Checks if a given molecule fails the hologenicity filters.

Args:

molecular_graph: The molecular graph to be checked.

Returns:

bool: True if the molecule fails the hologenicity filters, False otherwise.

molecule_filter(molecular_graph: Mol) → bool

Checks if a given molecular structure passes through the chosen filters (hologenicity, veber infractions, ChEMBL structural alerts, etc.).

Args:

molecular_graph: The molecular graph to be checked.

Returns:

bool: True if the molecule passes all filters, False otherwise.

static ring_infraction(molecular_graph: Mol) → bool

Checks if a given molecule fails the ring infraction filters.

Args:

molecular_graph: The molecular graph to be checked.

Returns:

bool: True if the molecule fails the ring infraction filters, False otherwise.

toxicity(molecular_graph: Mol) → bool

Checks if a given molecule fails the structural filters.

Args:

molecular_graph: The molecular graph to be checked.

Returns:

bool: True if the molecule fails the structural filters, False otherwise.

unique_molecules(molecules: List[Molecule]) → List[Molecule]

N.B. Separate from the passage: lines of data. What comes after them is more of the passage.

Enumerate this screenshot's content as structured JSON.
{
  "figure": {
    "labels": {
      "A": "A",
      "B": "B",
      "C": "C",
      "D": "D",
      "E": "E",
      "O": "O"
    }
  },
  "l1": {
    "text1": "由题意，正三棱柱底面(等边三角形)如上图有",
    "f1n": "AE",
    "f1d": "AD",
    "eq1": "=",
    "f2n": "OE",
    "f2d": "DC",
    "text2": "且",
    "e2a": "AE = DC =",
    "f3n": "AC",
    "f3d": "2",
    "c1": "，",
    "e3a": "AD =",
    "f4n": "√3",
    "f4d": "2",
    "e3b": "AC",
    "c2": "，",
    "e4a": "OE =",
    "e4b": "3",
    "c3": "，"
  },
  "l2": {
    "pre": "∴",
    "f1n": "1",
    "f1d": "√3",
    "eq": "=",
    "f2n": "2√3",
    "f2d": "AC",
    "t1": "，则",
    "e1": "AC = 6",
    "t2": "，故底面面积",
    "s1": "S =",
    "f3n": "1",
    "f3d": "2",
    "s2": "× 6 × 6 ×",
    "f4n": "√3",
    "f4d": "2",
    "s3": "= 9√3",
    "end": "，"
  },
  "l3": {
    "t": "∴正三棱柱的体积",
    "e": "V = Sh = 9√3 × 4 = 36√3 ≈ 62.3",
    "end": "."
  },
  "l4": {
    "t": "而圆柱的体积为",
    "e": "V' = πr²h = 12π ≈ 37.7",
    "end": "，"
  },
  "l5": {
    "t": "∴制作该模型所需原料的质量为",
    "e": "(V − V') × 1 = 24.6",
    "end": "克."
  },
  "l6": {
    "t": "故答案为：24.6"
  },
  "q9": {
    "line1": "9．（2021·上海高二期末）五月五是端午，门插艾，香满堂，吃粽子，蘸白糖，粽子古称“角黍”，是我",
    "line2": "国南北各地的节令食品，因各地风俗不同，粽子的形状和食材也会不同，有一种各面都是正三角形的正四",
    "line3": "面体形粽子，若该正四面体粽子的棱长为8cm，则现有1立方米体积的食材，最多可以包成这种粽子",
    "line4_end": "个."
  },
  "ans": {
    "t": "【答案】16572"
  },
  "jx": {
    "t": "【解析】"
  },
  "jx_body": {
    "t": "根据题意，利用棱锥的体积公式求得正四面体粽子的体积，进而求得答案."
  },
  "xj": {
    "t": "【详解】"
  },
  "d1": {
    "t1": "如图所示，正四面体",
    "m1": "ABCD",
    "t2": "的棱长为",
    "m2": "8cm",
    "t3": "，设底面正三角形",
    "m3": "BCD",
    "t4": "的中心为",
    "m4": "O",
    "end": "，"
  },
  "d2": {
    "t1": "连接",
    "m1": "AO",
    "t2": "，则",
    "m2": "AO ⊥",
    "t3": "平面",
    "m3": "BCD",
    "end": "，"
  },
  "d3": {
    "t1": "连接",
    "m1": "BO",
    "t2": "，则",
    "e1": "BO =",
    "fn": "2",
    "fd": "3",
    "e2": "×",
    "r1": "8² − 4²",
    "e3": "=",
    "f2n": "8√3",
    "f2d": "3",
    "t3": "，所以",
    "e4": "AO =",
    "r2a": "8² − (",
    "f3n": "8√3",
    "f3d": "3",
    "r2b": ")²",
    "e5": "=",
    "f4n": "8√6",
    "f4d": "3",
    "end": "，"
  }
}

Checks if a molecule in a list of molecules is duplicated, either in this batch or before.

Args:

molecules: A list of molecules to check for duplicates.

Returns:

List[Molecule]: A list of unique molecules.

static veber_infraction(molecular_graph: Mol) → bool

Checks if a given molecule fails the veber infraction filters.

Args:

molecular_graph: The molecular graph to be checked.

Returns:

bool: True if the molecule fails the veber infraction filters, False otherwise.